Connect with us

Crítica

Ouvimos: Teenage Fanclub, “Nothing lasts forever”

Published

on

Ouvimos: Teenage Fanclub, "Nothing lasts forever"
  • Nothing lasts forever é o décimo-terceiro disco da banda escocesa Teenage Fanclub. O álbum foi gravado em agosto de 2022 no Rockfield Studio, no País de Gales (com vocais e retoques finais gravados na casa de Raymond McGinley em Glasgow), e é o segundo do grupo desde a saída do baixista/vocalista Gerard Love. 
  • A atual formação tem os antigos Norman Blake (voz, guitarra), Raymond McGinley (voz, guitarra) e Francis Macdonald (bateria e vocais), presentes no grupo desde 1989, ao lado de Dave McGowan (teclados e guitarra, esteve na banda de 2004 a 2018 e voltou em 2019) e Euros Childs (teclados, programações, vocais, entrou em 2019).
  • Blake diz que o conceito do disco tem a ver com um momento da banda, e em especial com um momento dele, já que ele está totalmente recuperado do fim de seu último casamento – o término, ele diz ter inspirado bastante o disco anterior da banda, Endless arcade (2021). “Foi catártico escrever essas músicas (do disco anterior).
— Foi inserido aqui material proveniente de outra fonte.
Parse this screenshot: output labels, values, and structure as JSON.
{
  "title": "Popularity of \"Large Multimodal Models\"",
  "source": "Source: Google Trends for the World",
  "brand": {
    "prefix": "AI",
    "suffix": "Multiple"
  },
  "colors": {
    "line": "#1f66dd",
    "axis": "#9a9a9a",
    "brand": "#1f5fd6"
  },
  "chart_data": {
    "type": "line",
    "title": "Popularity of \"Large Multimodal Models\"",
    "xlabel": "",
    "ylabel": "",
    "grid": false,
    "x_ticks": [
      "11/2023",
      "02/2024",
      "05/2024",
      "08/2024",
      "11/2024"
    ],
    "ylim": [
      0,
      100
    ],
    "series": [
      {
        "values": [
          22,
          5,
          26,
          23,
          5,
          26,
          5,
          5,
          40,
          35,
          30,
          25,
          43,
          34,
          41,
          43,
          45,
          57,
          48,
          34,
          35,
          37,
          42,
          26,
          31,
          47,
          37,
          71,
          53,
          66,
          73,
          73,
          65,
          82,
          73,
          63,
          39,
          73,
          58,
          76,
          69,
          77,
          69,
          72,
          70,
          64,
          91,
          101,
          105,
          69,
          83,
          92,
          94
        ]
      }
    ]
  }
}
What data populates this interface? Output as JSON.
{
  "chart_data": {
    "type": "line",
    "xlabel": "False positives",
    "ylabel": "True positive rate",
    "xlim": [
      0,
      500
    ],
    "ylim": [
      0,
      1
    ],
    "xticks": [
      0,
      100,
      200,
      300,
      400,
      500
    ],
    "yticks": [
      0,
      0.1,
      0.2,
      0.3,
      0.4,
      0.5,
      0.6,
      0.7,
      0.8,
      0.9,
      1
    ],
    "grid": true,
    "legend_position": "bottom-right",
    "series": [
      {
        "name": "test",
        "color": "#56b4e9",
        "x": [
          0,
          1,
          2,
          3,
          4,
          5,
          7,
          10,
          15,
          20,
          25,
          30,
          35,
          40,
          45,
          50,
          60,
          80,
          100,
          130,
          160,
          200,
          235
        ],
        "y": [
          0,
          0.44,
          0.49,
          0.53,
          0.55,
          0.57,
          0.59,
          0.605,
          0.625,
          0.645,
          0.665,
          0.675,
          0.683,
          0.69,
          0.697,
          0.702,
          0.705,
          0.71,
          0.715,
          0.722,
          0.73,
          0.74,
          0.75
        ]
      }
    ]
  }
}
Essas novas músicas refletem como estou me sentindo agora, saindo desse período”, diz. “Elas são bastante otimistas, há uma aceitação de uma situação e toda a experiência isso vem com essa aceitação.

Certa vez, quando foi perguntado sobre o que achava do Natal, Erasmo Carlos disse que a data lhe dava um espécie de “alegria triste”. “Diferentemente do Carnaval, que me dá uma alegria alegre”, afirmou, lembrando de quem não tem a felicidade de passar um Natal ao lado da família, ou com comida na mesa. Ou com o coração aquecido, de alguma forma.

Treze discos, algumas mudanças de formação, e uma proximidade musical tanto com o punk quanto com o bittersweet dos anos 1970, deram à banda escocesa Teenage Fanclub essa mesma aura de “alegria triste” a qual o Tremendão se referiu. Ainda que discos como Bandwagonesque (1991) unam clássicos do romantismo à moda do Big Star com uma e outra zoação juvenil, cada disco do grupo é um seleção diferente de canções sobre como somos afetados pelo mundo, pelas coisas, as pessoas que passam pela vida. E o tempo que vai levando coisas e trazendo novidades.

Se o termo “maduro” ficou um tanto vulgarizado na hora de descrever mudanças de rota no trabalho de artistas, lá vinha o Teenage Fanclub em 1991 cantando sobre talismãs, signos do zodíaco e forças desconhecidas no hit Star sign, mescla ruidosa de Wire e The Byrds (“já vi tudo antes/em um tempo essas coisas vão mudar”, cantavam eles). Um conceito que dependia, e muito, de uma visão madura – ainda que fosse preciso um enorme esforço para tanto. E é disso que trata um disco como Nothing lasts forever, o mais recente deles, cujo título já é autoexplicativo. Quem sobrou vivo da pandemia e dos descalabros dos últimos anos, sabe que “o passado é uma terra desconhecida”, como diz a letra da bela Foreign land, que abre o disco combinando ruído e melodia, e desembocando em tramas vocais como as dos Byrds/Crosby, Stills, Nash & Young. Quem superou desencontros e ruínas pessoais em meio a pandemia, idem.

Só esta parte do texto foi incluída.